In order to maintain this quality of online play, NetherRealm decided to not allow for online games over the 3G connection for those who bought a PS Vita with 3G capabilities. Current generation of 3G connections are not reliable enough to provide end users a reliable connection for online play. I read that a Mortal Kombat competitor is working on changing that, but I'll believe it when I see it. I personally feel that until LTE wireless makes it to portable systems, online play for fighting games on anything but Broadband over WiFi will not be a fun experience.
The game has a whole lot of content available and is easily worth the $40 price. You will find after picking this game up that you now have a LOT of game content to play, much more than the console counterparts due to the new additions for the Vita. After a few days of almost non-stop playing of the game, I still have quite a bit of content left untouched. Some of the new Bonus Challenge missions I skipped over due to difficulty, and I'm looking forward to clearing it out as well as finishing up Story Mode.
While the graphics may not be as good as the console version of the game, it doesn't distract from the game itself. After years of portable games not playing similarly to the arcade or console counterpart, I'm happy to have what I feel is a comparible experience.
One of the questions I have heard a lot of fans ask me is, "I love Mortal Kombat, should I buy a Vita and this game?" The way I see it, there are going to be two major use cases for this game.

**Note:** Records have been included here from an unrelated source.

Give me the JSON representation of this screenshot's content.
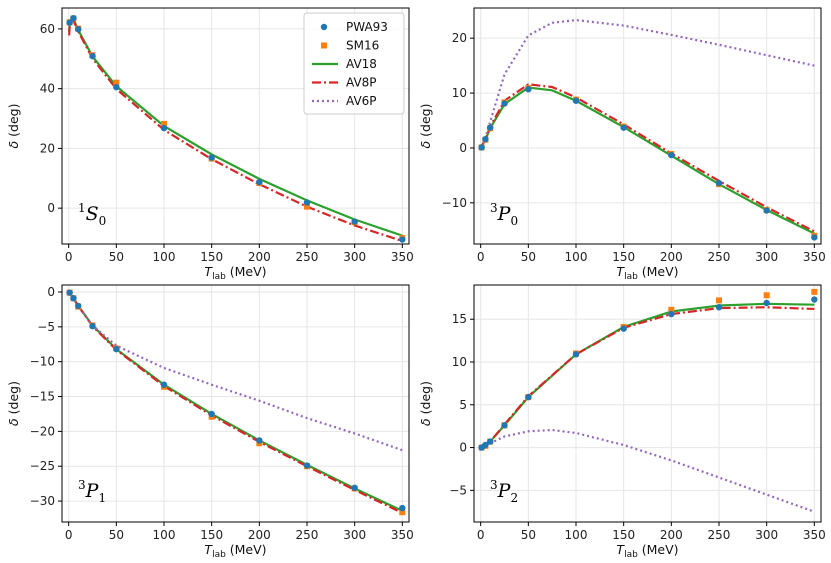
{
  "colors": {
    "pwa93": "#1f77b4",
    "sm16": "#ff7f0e",
    "av18": "#2ca02c",
    "av8p": "#d62728",
    "av6p": "#9467bd",
    "grid": "#e6e6e6",
    "axis": "#000000"
  },
  "legend": {
    "entries": [
      "PWA93",
      "SM16",
      "AV18",
      "AV8P",
      "AV6P"
    ],
    "placement": "top-right of first panel"
  },
  "chart_data": [
    {
      "type": "scatter+line",
      "panel_label": {
        "sup": "1",
        "main": "S",
        "sub": "0"
      },
      "xlabel": {
        "main": "T",
        "sub": "lab",
        "unit": "(MeV)"
      },
      "ylabel": {
        "greek": "δ",
        "unit": "(deg)"
      },
      "xlim": [
        -7,
        357
      ],
      "ylim": [
        -12,
        67
      ],
      "xticks": [
        0,
        50,
        100,
        150,
        200,
        250,
        300,
        350
      ],
      "yticks": [
        0,
        20,
        40,
        60
      ],
      "grid": true,
      "points": {
        "PWA93": [
          [
            1,
            62.1
          ],
          [
            5,
            63.6
          ],
          [
            10,
            59.9
          ],
          [
            25,
            50.9
          ],
          [
            50,
            40.5
          ],
          [
            100,
            26.8
          ],
          [
            150,
            16.9
          ],
          [
            200,
            8.7
          ],
          [
            250,
            1.9
          ],
          [
            300,
            -4.5
          ],
          [
            350,
            -10.5
          ]
        ],
        "SM16": [
          [
            1,
            62.2
          ],
          [
            5,
            63.5
          ],
          [
            10,
            60.1
          ],
          [
            25,
            51.2
          ],
          [
            50,
            42.0
          ],
          [
            100,
            28.2
          ],
          [
            150,
            16.6
          ],
          [
            200,
            8.4
          ],
          [
            250,
            0.5
          ],
          [
            300,
            -4.7
          ],
          [
            350,
            -10.0
          ]
        ]
      },
      "curves": {
        "AV18": [
          [
            0.5,
            59.0
          ],
          [
            1,
            61.5
          ],
          [
            3,
            63.6
          ],
          [
            5,
            63.3
          ],
          [
            10,
            59.6
          ],
          [
            25,
            50.8
          ],
          [
            50,
            40.8
          ],
          [
            100,
            27.5
          ],
          [
            150,
            18.0
          ],
          [
            200,
            9.8
          ],
          [
            250,
            2.6
          ],
          [
            300,
            -3.8
          ],
          [
            350,
            -9.2
          ]
        ],
        "AV8P": [
          [
            0.5,
            57.8
          ],
          [
            1,
            60.5
          ],
          [
            3,
            62.8
          ],
          [
            5,
            62.8
          ],
          [
            10,
            59.2
          ],
          [
            25,
            50.1
          ],
          [
            50,
            39.9
          ],
          [
            100,
            26.2
          ],
          [
            150,
            16.4
          ],
          [
            200,
            8.0
          ],
          [
            250,
            0.5
          ],
          [
            300,
            -5.8
          ],
          [
            350,
            -11.0
          ]
        ]
      }
    },
    {
      "type": "scatter+line",
      "panel_label": {
        "sup": "3",
        "main": "P",
        "sub": "0"
      },
      "xlabel": {
        "main": "T",
        "sub": "lab",
        "unit": "(MeV)"
      },
      "ylabel": {
        "greek": "δ",
        "unit": "(deg)"
      },
      "xlim": [
        -7,
        357
      ],
      "ylim": [
        -17.5,
        25.5
      ],
      "xticks": [
        0,
        50,
        100,
        150,
        200,
        250,
        300,
        350
      ],
      "yticks": [
        -10,
        0,
        10,
        20
      ],
      "grid": true,
      "points": {
        "PWA93": [
          [
            1,
            0.1
          ],
          [
            5,
            1.6
          ],
          [
            10,
            3.7
          ],
          [
            25,
            8.1
          ],
          [
            50,
            10.7
          ],
          [
            100,
            8.6
          ],
          [
            150,
            3.7
          ],
          [
            200,
            -1.3
          ],
          [
            250,
            -6.4
          ],
          [
            300,
            -11.4
          ],
          [
            350,
            -16.3
          ]
        ],
        "SM16": [
          [
            1,
            0.1
          ],
          [
            5,
            1.5
          ],
          [
            10,
            3.6
          ],
          [
            25,
            8.3
          ],
          [
            50,
            10.9
          ],
          [
            100,
            8.8
          ],
          [
            150,
            3.9
          ],
          [
            200,
            -1.1
          ],
          [
            250,
            -6.6
          ],
          [
            300,
            -11.3
          ],
          [
            350,
            -16.0
          ]
        ]
      },
      "curves": {
        "AV18": [
          [
            0,
            0
          ],
          [
            5,
            1.5
          ],
          [
            10,
            3.6
          ],
          [
            25,
            8.0
          ],
          [
            50,
            11.0
          ],
          [
            75,
            10.5
          ],
          [
            100,
            8.6
          ],
          [
            150,
            3.8
          ],
          [
            200,
            -1.4
          ],
          [
            250,
            -6.6
          ],
          [
            300,
            -11.3
          ],
          [
            350,
            -15.6
          ]
        ],
        "AV8P": [
          [
            0,
            0
          ],
          [
            5,
            1.6
          ],
          [
            10,
            3.9
          ],
          [
            25,
            8.6
          ],
          [
            50,
            11.6
          ],
          [
            75,
            11.1
          ],
          [
            100,
            9.2
          ],
          [
            150,
            4.3
          ],
          [
            200,
            -1.0
          ],
          [
            250,
            -6.0
          ],
          [
            300,
            -10.8
          ],
          [
            350,
            -15.2
          ]
        ],
        "AV6P": [
          [
            0,
            0
          ],
          [
            5,
            1.8
          ],
          [
            10,
            4.8
          ],
          [
            25,
            13.4
          ],
          [
            50,
            20.5
          ],
          [
            75,
            22.8
          ],
          [
            100,
            23.3
          ],
          [
            150,
            22.3
          ],
          [
            200,
            20.6
          ],
          [
            250,
            18.8
          ],
          [
            300,
            16.9
          ],
          [
            350,
            15.0
          ]
        ]
      }
    },
    {
      "type": "scatter+line",
      "panel_label": {
        "sup": "3",
        "main": "P",
        "sub": "1"
      },
      "xlabel": {
        "main": "T",
        "sub": "lab",
        "unit": "(MeV)"
      },
      "ylabel": {
        "greek": "δ",
        "unit": "(deg)"
      },
      "xlim": [
        -7,
        357
      ],
      "ylim": [
        -33,
        1
      ],
      "xticks": [
        0,
        50,
        100,
        150,
        200,
        250,
        300,
        350
      ],
      "yticks": [
        0,
        -5,
        -10,
        -15,
        -20,
        -25,
        -30
      ],
      "grid": true,
      "points": {
        "PWA93": [
          [
            1,
            -0.1
          ],
          [
            5,
            -0.9
          ],
          [
            10,
            -2.0
          ],
          [
            25,
            -4.9
          ],
          [
            50,
            -8.2
          ],
          [
            100,
            -13.3
          ],
          [
            150,
            -17.5
          ],
          [
            200,
            -21.3
          ],
          [
            250,
            -24.9
          ],
          [
            300,
            -28.1
          ],
          [
            350,
            -31.0
          ]
        ],
        "SM16": [
          [
            1,
            -0.1
          ],
          [
            5,
            -0.9
          ],
          [
            10,
            -2.1
          ],
          [
            25,
            -4.8
          ],
          [
            50,
            -8.1
          ],
          [
            100,
            -13.6
          ],
          [
            150,
            -17.9
          ],
          [
            200,
            -21.7
          ],
          [
            250,
            -25.0
          ],
          [
            300,
            -28.2
          ],
          [
            350,
            -31.6
          ]
        ]
      },
      "curves": {
        "AV18": [
          [
            0,
            0
          ],
          [
            5,
            -0.9
          ],
          [
            10,
            -2.0
          ],
          [
            25,
            -4.8
          ],
          [
            50,
            -8.2
          ],
          [
            100,
            -13.3
          ],
          [
            150,
            -17.5
          ],
          [
            200,
            -21.3
          ],
          [
            250,
            -24.8
          ],
          [
            300,
            -28.2
          ],
          [
            350,
            -31.4
          ]
        ],
        "AV8P": [
          [
            0,
            0
          ],
          [
            5,
            -0.9
          ],
          [
            10,
            -2.0
          ],
          [
            25,
            -4.9
          ],
          [
            50,
            -8.3
          ],
          [
            100,
            -13.5
          ],
          [
            150,
            -17.7
          ],
          [
            200,
            -21.5
          ],
          [
            250,
            -25.0
          ],
          [
            300,
            -28.4
          ],
          [
            350,
            -31.7
          ]
        ],
        "AV6P": [
          [
            0,
            0
          ],
          [
            5,
            -0.9
          ],
          [
            10,
            -2.0
          ],
          [
            25,
            -4.8
          ],
          [
            50,
            -7.7
          ],
          [
            100,
            -10.9
          ],
          [
            150,
            -13.3
          ],
          [
            200,
            -15.6
          ],
          [
            250,
            -18.1
          ],
          [
            300,
            -20.3
          ],
          [
            350,
            -22.7
          ]
        ]
      }
    },
    {
      "type": "scatter+line",
      "panel_label": {
        "sup": "3",
        "main": "P",
        "sub": "2"
      },
      "xlabel": {
        "main": "T",
        "sub": "lab",
        "unit": "(MeV)"
      },
      "ylabel": {
        "greek": "δ",
        "unit": "(deg)"
      },
      "xlim": [
        -7,
        357
      ],
      "ylim": [
        -8.7,
        19
      ],
      "xticks": [
        0,
        50,
        100,
        150,
        200,
        250,
        300,
        350
      ],
      "yticks": [
        -5,
        0,
        5,
        10,
        15
      ],
      "grid": true,
      "points": {
        "PWA93": [
          [
            1,
            0.0
          ],
          [
            5,
            0.3
          ],
          [
            10,
            0.7
          ],
          [
            25,
            2.6
          ],
          [
            50,
            5.9
          ],
          [
            100,
            10.9
          ],
          [
            150,
            13.9
          ],
          [
            200,
            15.6
          ],
          [
            250,
            16.4
          ],
          [
            300,
            16.9
          ],
          [
            350,
            17.3
          ]
        ],
        "SM16": [
          [
            1,
            0.0
          ],
          [
            5,
            0.2
          ],
          [
            10,
            0.7
          ],
          [
            25,
            2.6
          ],
          [
            50,
            5.9
          ],
          [
            100,
            11.0
          ],
          [
            150,
            14.1
          ],
          [
            200,
            16.1
          ],
          [
            250,
            17.2
          ],
          [
            300,
            17.8
          ],
          [
            350,
            18.2
          ]
        ]
      },
      "curves": {
        "AV18": [
          [
            0,
            0
          ],
          [
            5,
            0.2
          ],
          [
            10,
            0.7
          ],
          [
            25,
            2.6
          ],
          [
            50,
            5.9
          ],
          [
            100,
            10.9
          ],
          [
            150,
            14.1
          ],
          [
            200,
            15.9
          ],
          [
            250,
            16.6
          ],
          [
            300,
            16.8
          ],
          [
            350,
            16.7
          ]
        ],
        "AV8P": [
          [
            0,
            0
          ],
          [
            5,
            0.2
          ],
          [
            10,
            0.7
          ],
          [
            25,
            2.7
          ],
          [
            50,
            6.0
          ],
          [
            100,
            10.9
          ],
          [
            150,
            14.0
          ],
          [
            200,
            15.6
          ],
          [
            250,
            16.3
          ],
          [
            300,
            16.4
          ],
          [
            350,
            16.2
          ]
        ],
        "AV6P": [
          [
            0,
            0
          ],
          [
            10,
            0.5
          ],
          [
            25,
            1.3
          ],
          [
            50,
            1.9
          ],
          [
            75,
            2.05
          ],
          [
            100,
            1.7
          ],
          [
            150,
            0.3
          ],
          [
            200,
            -1.5
          ],
          [
            250,
            -3.5
          ],
          [
            300,
            -5.5
          ],
          [
            350,
            -7.5
          ]
        ]
      }
    }
  ]
}
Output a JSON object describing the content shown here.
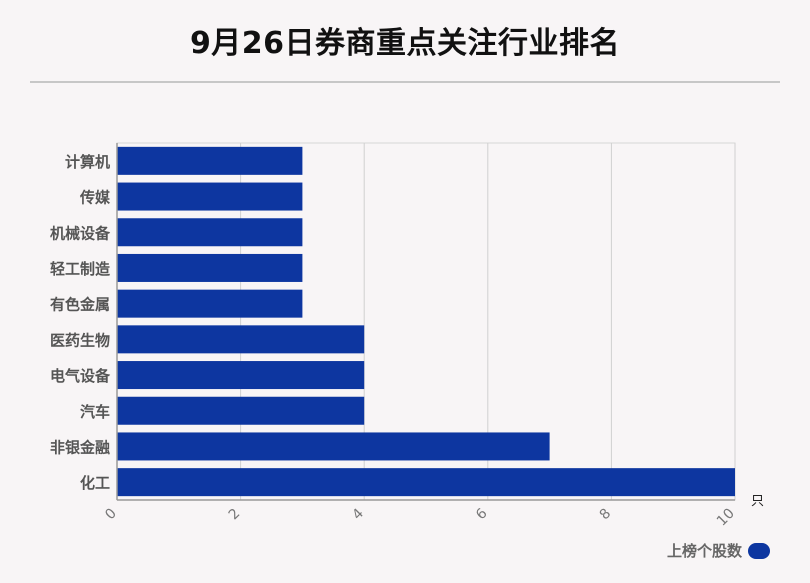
{
  "chart_data": {
    "type": "bar",
    "orientation": "horizontal",
    "title": "9月26日券商重点关注行业排名",
    "categories": [
      "计算机",
      "传媒",
      "机械设备",
      "轻工制造",
      "有色金属",
      "医药生物",
      "电气设备",
      "汽车",
      "非银金融",
      "化工"
    ],
    "series": [
      {
        "name": "上榜个股数",
        "values": [
          3,
          3,
          3,
          3,
          3,
          4,
          4,
          4,
          7,
          10
        ]
      }
    ],
    "xunit": "只",
    "xlim": [
      0,
      10
    ],
    "xticks": [
      0,
      2,
      4,
      6,
      8,
      10
    ],
    "grid": true,
    "legend_position": "bottom-right",
    "colors": {
      "bar": "#0d36a0",
      "grid": "#d0d0d0",
      "axis": "#999999"
    }
  }
}
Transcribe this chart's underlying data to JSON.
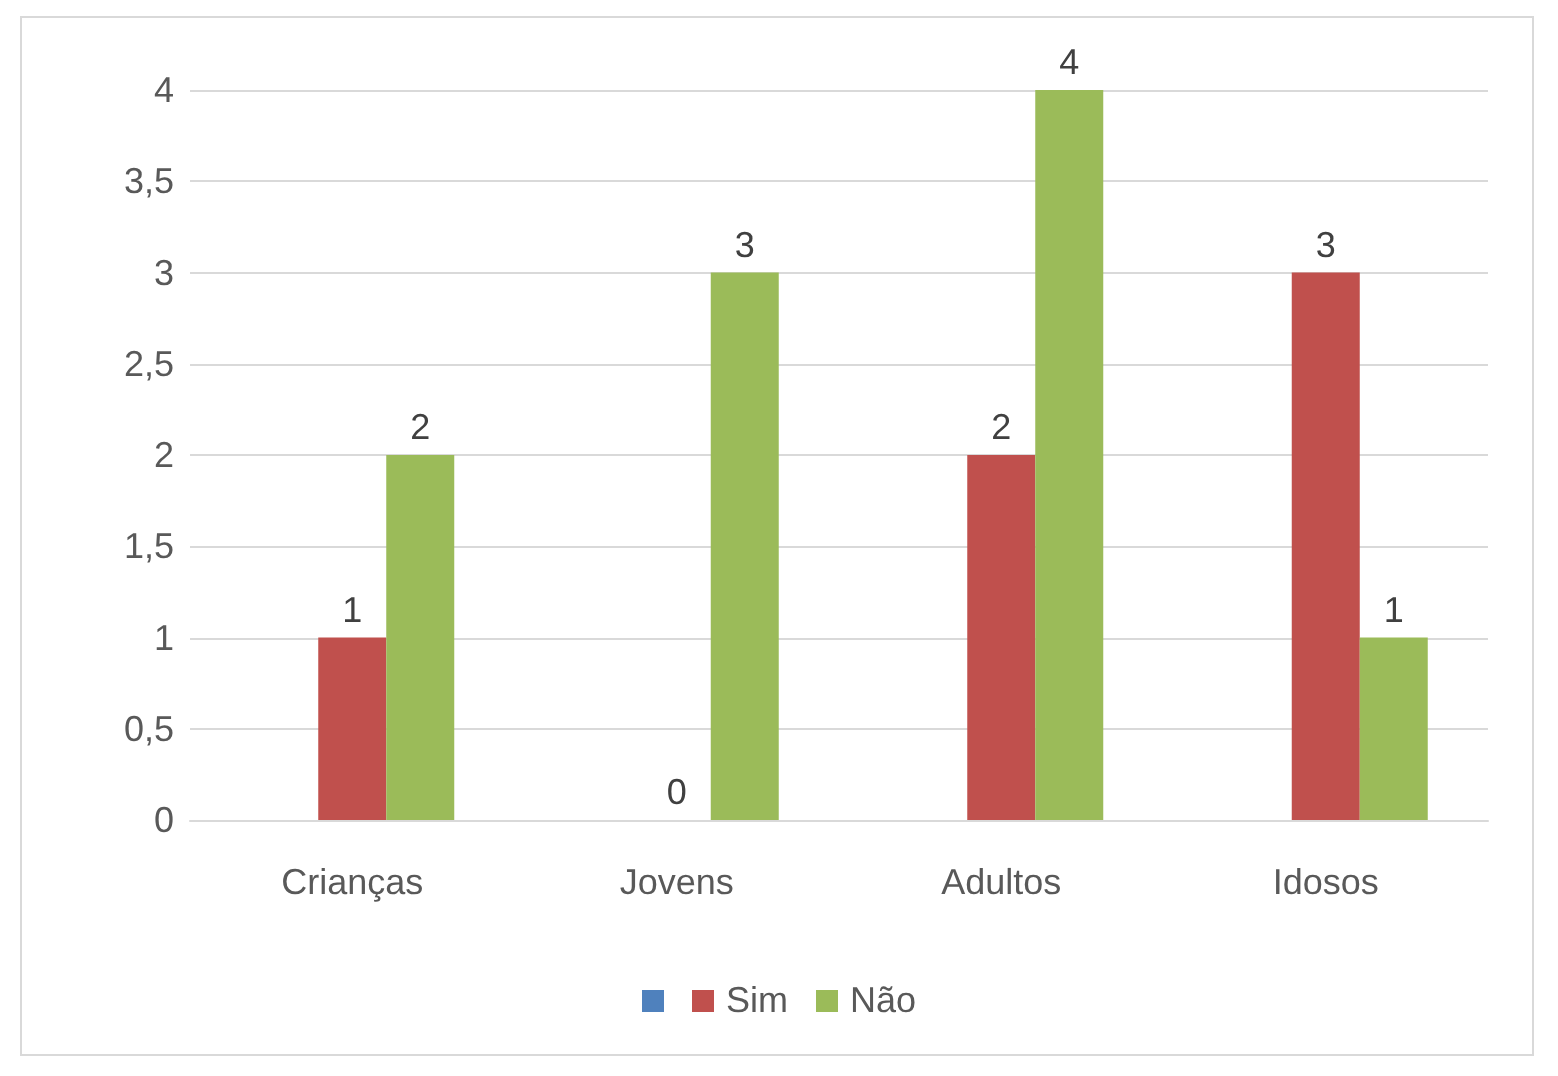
{
  "chart_data": {
    "type": "bar",
    "categories": [
      "Crianças",
      "Jovens",
      "Adultos",
      "Idosos"
    ],
    "series": [
      {
        "color": "#4f81bd",
        "values": [
          null,
          null,
          null,
          null
        ]
      },
      {
        "name": "Sim",
        "color": "#c0504d",
        "values": [
          1,
          0,
          2,
          3
        ]
      },
      {
        "name": "Não",
        "color": "#9bbb59",
        "values": [
          2,
          3,
          4,
          1
        ]
      }
    ],
    "ylim": [
      0,
      4
    ],
    "yticks": [
      0,
      {
        "value": 0.5,
        "label": "0,5"
      },
      1,
      {
        "value": 1.5,
        "label": "1,5"
      },
      2,
      {
        "value": 2.5,
        "label": "2,5"
      },
      3,
      {
        "value": 3.5,
        "label": "3,5"
      },
      4
    ],
    "grid": "y",
    "legend": "bottom",
    "data_labels": true
  }
}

The first is that of a tournament pro player, someone who wants to have more opportunities to practice their combos and strategies on the go. Because the game lacks 3G play, you won't be able to play ANYWHERE but if you have access to a WiFi hotspot or friends with Vitas you can connect and get some real games going. Since the gameplay is almost identical to the consoles having this will be useful if you are waiting for your turn and want to warm up while at a tournament. Or it would make practice easier on the road with other players on your way to a tournament. I see a lot of opportunity here for these players to really take advantage of Mortal Kombat for Vita as a training tool to up their game even further.
The other type of player that would benefit from this game would be that of players who have to share a common TV with other people. Being able to play Mortal Kombat anytime on your Vita while the TV is in use is a very nice thing to have in a crowded household. The majority of time I was playing the game for this review was while watching movies on my TV or while someone else played an Xbox game. It really is nice to have a powerful portable system capable of AAA quality games with real physical controls instead of cheaper touch screen only smartphone games.Be sure to swing by our Mortal Kombat Vita Forums for our strategy and FAQ guides on the game as well as user reviews, discussion & feedback.
If either of these cases is something you can see fitting into your life, then I think it's an easy case to buy a Vita and Mortal Kombat.
Disclaimer: While we received an advance copy of the game from Warner Bros. to review, we were not required to write a positive review or provide them a copy or synopsis of the review prior to publishing.